Approach to Transformational Change: To address the problem, in 2012, the National Housing Commission CONAVI developed the world’s first National Appropriate Mitigation Action (NAMA) in the sector. The “Mexican New Housing NAMA” is based on the whole-house approach focusing on the total energy performance of a building. The overarching goal of the NAMA Support Project (NSP) “Mexico – Implementation of the New Housing NAMA” (Mexico New Housing for short) was to implement the above NAMA, which promotes cost-effective energy-efficient building concepts across the housing sector, with a particular focus on low-income housing.
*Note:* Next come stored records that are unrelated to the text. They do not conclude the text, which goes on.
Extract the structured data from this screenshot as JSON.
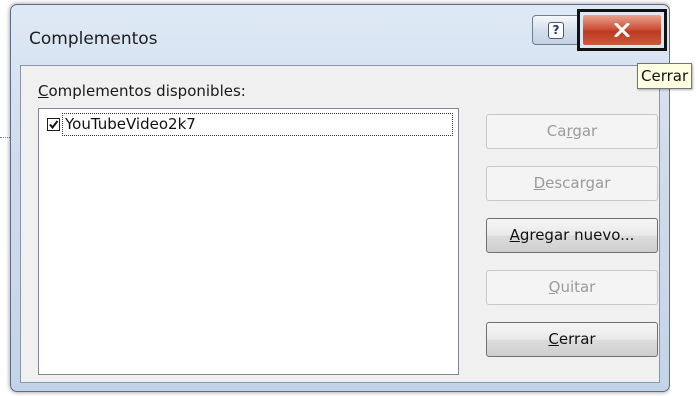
{
  "window": {
    "title": "Complementos",
    "help_label": "?"
  },
  "list": {
    "label": "Complementos disponibles:",
    "items": [
      {
        "label": "YouTubeVideo2k7",
        "checked": true
      }
    ]
  },
  "buttons": {
    "load": {
      "pre": "Ca",
      "key": "r",
      "post": "gar"
    },
    "unload": {
      "pre": "",
      "key": "D",
      "post": "escargar"
    },
    "add_new": {
      "pre": "",
      "key": "A",
      "post": "gregar nuevo..."
    },
    "remove": {
      "pre": "",
      "key": "Q",
      "post": "uitar"
    },
    "close": {
      "pre": "",
      "key": "C",
      "post": "errar"
    }
  },
  "tooltip": {
    "text": "Cerrar"
  }
}
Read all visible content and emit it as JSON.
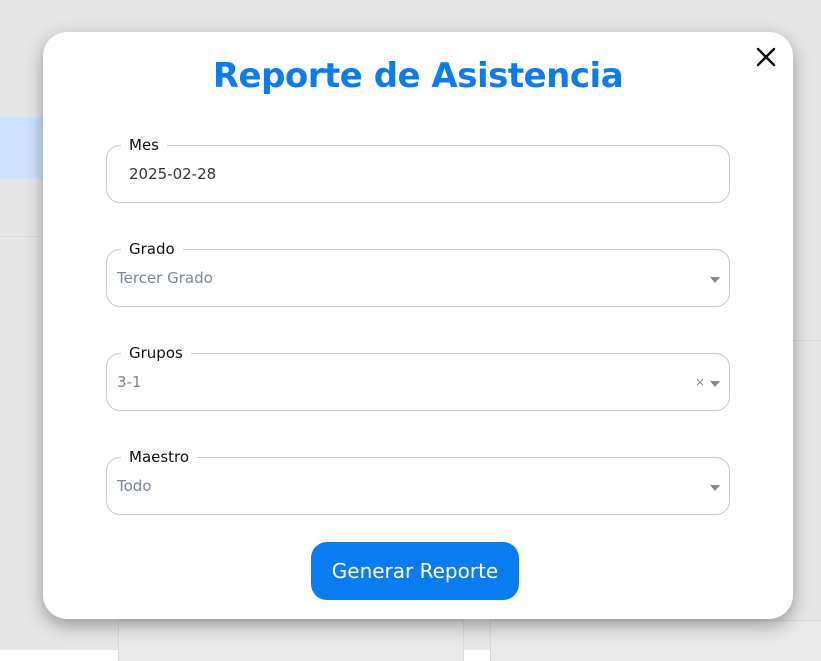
{
  "modal": {
    "title": "Reporte de Asistencia",
    "close_icon": "close-icon"
  },
  "form": {
    "mes": {
      "label": "Mes",
      "value": "2025-02-28"
    },
    "grado": {
      "label": "Grado",
      "value": "Tercer Grado"
    },
    "grupos": {
      "label": "Grupos",
      "value": "3-1",
      "clear": "×"
    },
    "maestro": {
      "label": "Maestro",
      "value": "Todo"
    },
    "submit_label": "Generar Reporte"
  },
  "colors": {
    "accent": "#0a7cf2",
    "placeholder": "#7a8799",
    "border": "#c8c8c8"
  }
}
The NSP contributed to the implementation of the NAMA in two ways: 1) It promoted the penetration of basic efficiency standards in the entire new housing market in Mexico by means of: (a) technical assistance to large public housing financiers and housing developers and; (b) financial incentives and project-related technical support for small and medium sized developers and financial intermediaries. 2) It promoted the upgrading of energy efficiency standards to more ambitious levels.
The project combined technical assistance to CONAVI (technical cooperation, also known as TC component) as well as financial incentives and project-related technical support in cooperation with the Mexican development bank SHF (financial cooperation, also known as FC component) to pave the way from the initial NAMA development towards a broad sector-wide implementation of sustainable housing, focusing on: 1) Improvement of capacities of federal, state and local authorities on energy efficient and sustainable housing, as well as building codes and the legislative framework conditions; 2) Development of a local market for environmentally friendly technologies; 3) Improvement and application of existing Mexican promotion and incentive instruments with more ambitious energy efficiency standards at federal and state level; and 4) Fostering the application of more ambitious energy efficiency standards through the provision of investment grants for incremental costs as well as the inclusion of additional eco-technologies. The project focused on a long-term impact leading to the increased construction and use of energy efficient houses and decreasing GHG emissions, therefore contributing to a sector transformation towards a less carbon-intensive housing sector.
Through the combination of the loan guarantee to financial intermediaries and subsidies for small and medium-sized developers (SMEs) with SHF’s standard programmes, of guarantees and bridge loans, more than EUR 100 million private finance for the construction of low carbon houses within the implementation period of the Financial Cooperation (FC) component of 7 years.
Mitigation potential: The financial incentives and project-specific advisory services led to the construction of around 48,000 energy efficient housing units by small and medium-sized project developers. With an assumed average CO2e emissions reduction of 20 per cent, this contributes to around 446,000 t CO2e emissions saved during the lifetime of these buildings.